You do not need every piece of equipment in the catalog. You need the technology your local market lacks. Three investments tend to clear the ROI hurdle for a regional practice without committing to a one hundred and fifty million dollar proton vault.
- Specialized SBRT and SRS. A LINAC optimized for high-dose, short-course treatments of lung and brain disease. You can treat high-acuity cases at a fraction of the capital cost of a proton beam.
- Theranostics and RPT. A dedicated hot lab for radiopharmaceuticals lets you capture the metastatic market that AMCs often struggle to manage efficiently.
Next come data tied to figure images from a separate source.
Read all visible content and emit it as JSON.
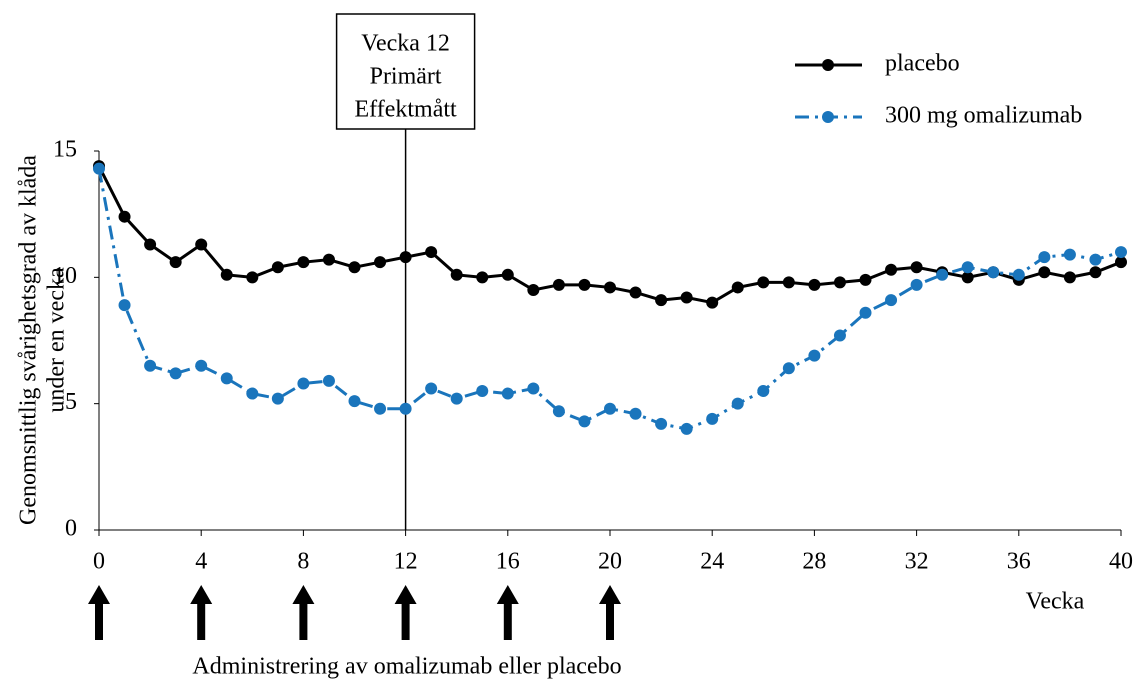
{
  "chart_data": {
    "type": "line",
    "ylabel": [
      "Genomsnittlig svårighetsgrad av klåda",
      "under en vecka"
    ],
    "xlabel": "Vecka",
    "footer": "Administrering av omalizumab eller placebo",
    "annotation": {
      "text": [
        "Vecka 12",
        "Primärt",
        "Effektmått"
      ],
      "x": 12
    },
    "dose_weeks": [
      0,
      4,
      8,
      12,
      16,
      20
    ],
    "x": [
      0,
      1,
      2,
      3,
      4,
      5,
      6,
      7,
      8,
      9,
      10,
      11,
      12,
      13,
      14,
      15,
      16,
      17,
      18,
      19,
      20,
      21,
      22,
      23,
      24,
      25,
      26,
      27,
      28,
      29,
      30,
      31,
      32,
      33,
      34,
      35,
      36,
      37,
      38,
      39,
      40
    ],
    "series": [
      {
        "name": "placebo",
        "color": "#000000",
        "values": [
          14.4,
          12.4,
          11.3,
          10.6,
          11.3,
          10.1,
          10.0,
          10.4,
          10.6,
          10.7,
          10.4,
          10.6,
          10.8,
          11.0,
          10.1,
          10.0,
          10.1,
          9.5,
          9.7,
          9.7,
          9.6,
          9.4,
          9.1,
          9.2,
          9.0,
          9.6,
          9.8,
          9.8,
          9.7,
          9.8,
          9.9,
          10.3,
          10.4,
          10.2,
          10.0,
          10.2,
          9.9,
          10.2,
          10.0,
          10.2,
          10.6
        ]
      },
      {
        "name": "300 mg omalizumab",
        "color": "#1a75bc",
        "values": [
          14.3,
          8.9,
          6.5,
          6.2,
          6.5,
          6.0,
          5.4,
          5.2,
          5.8,
          5.9,
          5.1,
          4.8,
          4.8,
          5.6,
          5.2,
          5.5,
          5.4,
          5.6,
          4.7,
          4.3,
          4.8,
          4.6,
          4.2,
          4.0,
          4.4,
          5.0,
          5.5,
          6.4,
          6.9,
          7.7,
          8.6,
          9.1,
          9.7,
          10.1,
          10.4,
          10.2,
          10.1,
          10.8,
          10.9,
          10.7,
          11.0
        ]
      }
    ],
    "xlim": [
      0,
      40
    ],
    "xticks": [
      0,
      4,
      8,
      12,
      16,
      20,
      24,
      28,
      32,
      36,
      40
    ],
    "ylim": [
      0,
      15
    ],
    "yticks": [
      0,
      5,
      10,
      15
    ]
  }
}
- Advanced PET/CT. High-resolution imaging is the engine of radiation oncology. The best scanner in a fifty-mile radius makes you the diagnostic gold standard for your local peers.
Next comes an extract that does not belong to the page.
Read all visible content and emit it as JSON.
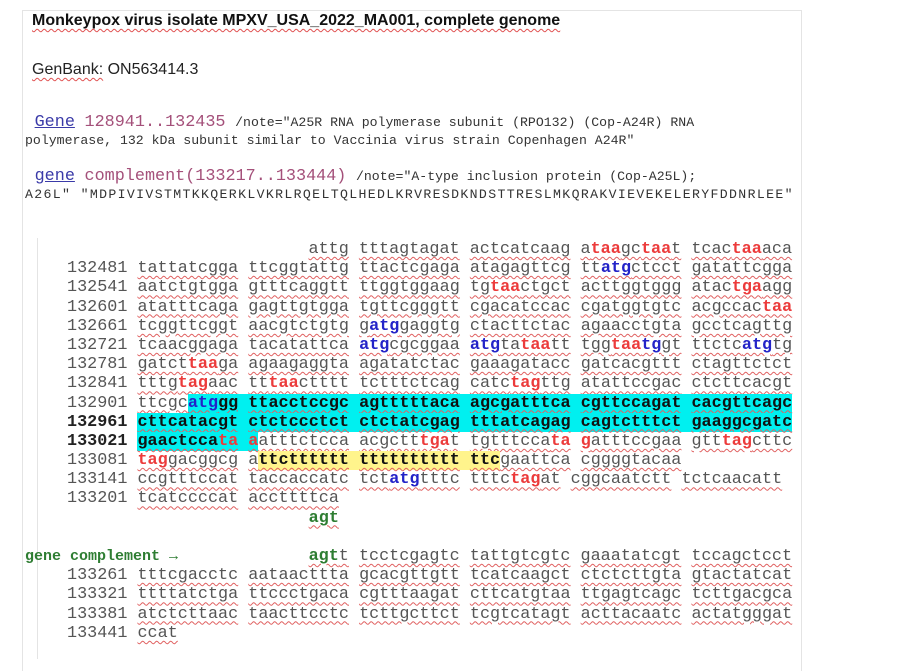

| Investment | CAPEX | Utilization | Payback | Profile |
|---|---|---|---|---|
| Specialized SBRT/SRS LINAC | $4–6M | High | 3–4 yrs | Efficiency |
| Theranostics hot lab | $1.5–3M | High | 2–3 yrs | Efficiency |
| Advanced PET/CT | $2–3M | High | 3–5 yrs | Efficiency |
| Single-room proton vault | $40–60M | Moderate | 10–15 yrs | Prestige |
| Multi-room proton center | $120–180M | Variable | 15+ yrs | Prestige |
Own the bread and butter.
Do not try to be the world leader in rare pediatric neuroblastoma. Be the undisputed regional expert in the three sites that drive most radiation volume: prostate, breast, and lung.
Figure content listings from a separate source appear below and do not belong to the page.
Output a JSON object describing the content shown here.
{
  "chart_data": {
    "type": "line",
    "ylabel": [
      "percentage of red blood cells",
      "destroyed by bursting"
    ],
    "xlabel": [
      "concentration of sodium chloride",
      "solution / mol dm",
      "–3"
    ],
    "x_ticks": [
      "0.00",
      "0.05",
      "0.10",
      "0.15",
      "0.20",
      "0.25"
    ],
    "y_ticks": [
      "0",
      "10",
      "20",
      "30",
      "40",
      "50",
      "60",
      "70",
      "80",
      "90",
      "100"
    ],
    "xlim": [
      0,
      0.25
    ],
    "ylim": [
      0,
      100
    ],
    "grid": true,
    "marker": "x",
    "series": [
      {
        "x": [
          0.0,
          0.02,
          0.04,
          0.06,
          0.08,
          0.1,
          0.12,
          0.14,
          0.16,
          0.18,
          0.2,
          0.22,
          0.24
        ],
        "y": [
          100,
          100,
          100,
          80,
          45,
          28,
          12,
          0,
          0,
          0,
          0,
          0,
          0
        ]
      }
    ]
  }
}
Build a center of excellence around each of these indications. Optimize the workflow, hire specialized nurses, and market directly to the local population. When someone in your county is diagnosed with breast cancer, your name should be the first one their primary care physician mentions, not a hedged alternative to the university hospital.
| Dimension | Academic medical center | Regional practice |
|---|---|---|
| Decision speed | Months · committee-based | Days · partnership |
| Patient access | 6–8 weeks to first treatment | 1–2 weeks to first treatment |
| Parking and entry | Central garage · long walk | Front door · suburban site |
| Provider continuity | Rotational · residents and fellows | Consistent · same MD and staff |
| Referring physician feedback | Low · fragmented | High · direct loop |
Agility is the asset the AMC cannot buy.
The AMC will always have more grant money and more letterhead. What it does not have is the ability to make a decision in a week, start a patient in ten days, and call the referring doctor on day one. Those are the assets a regional radiation oncology practice already owns. The question is whether the operating model is built to use them.
A note on the numbers
Time-to-treatment ranges, ROI estimates, and operational benchmarks are operator-grade approximations drawn from public references and our own advisory engagements. They are intended to frame the strategic conversation, not to substitute for a site-specific market and feasibility analysis.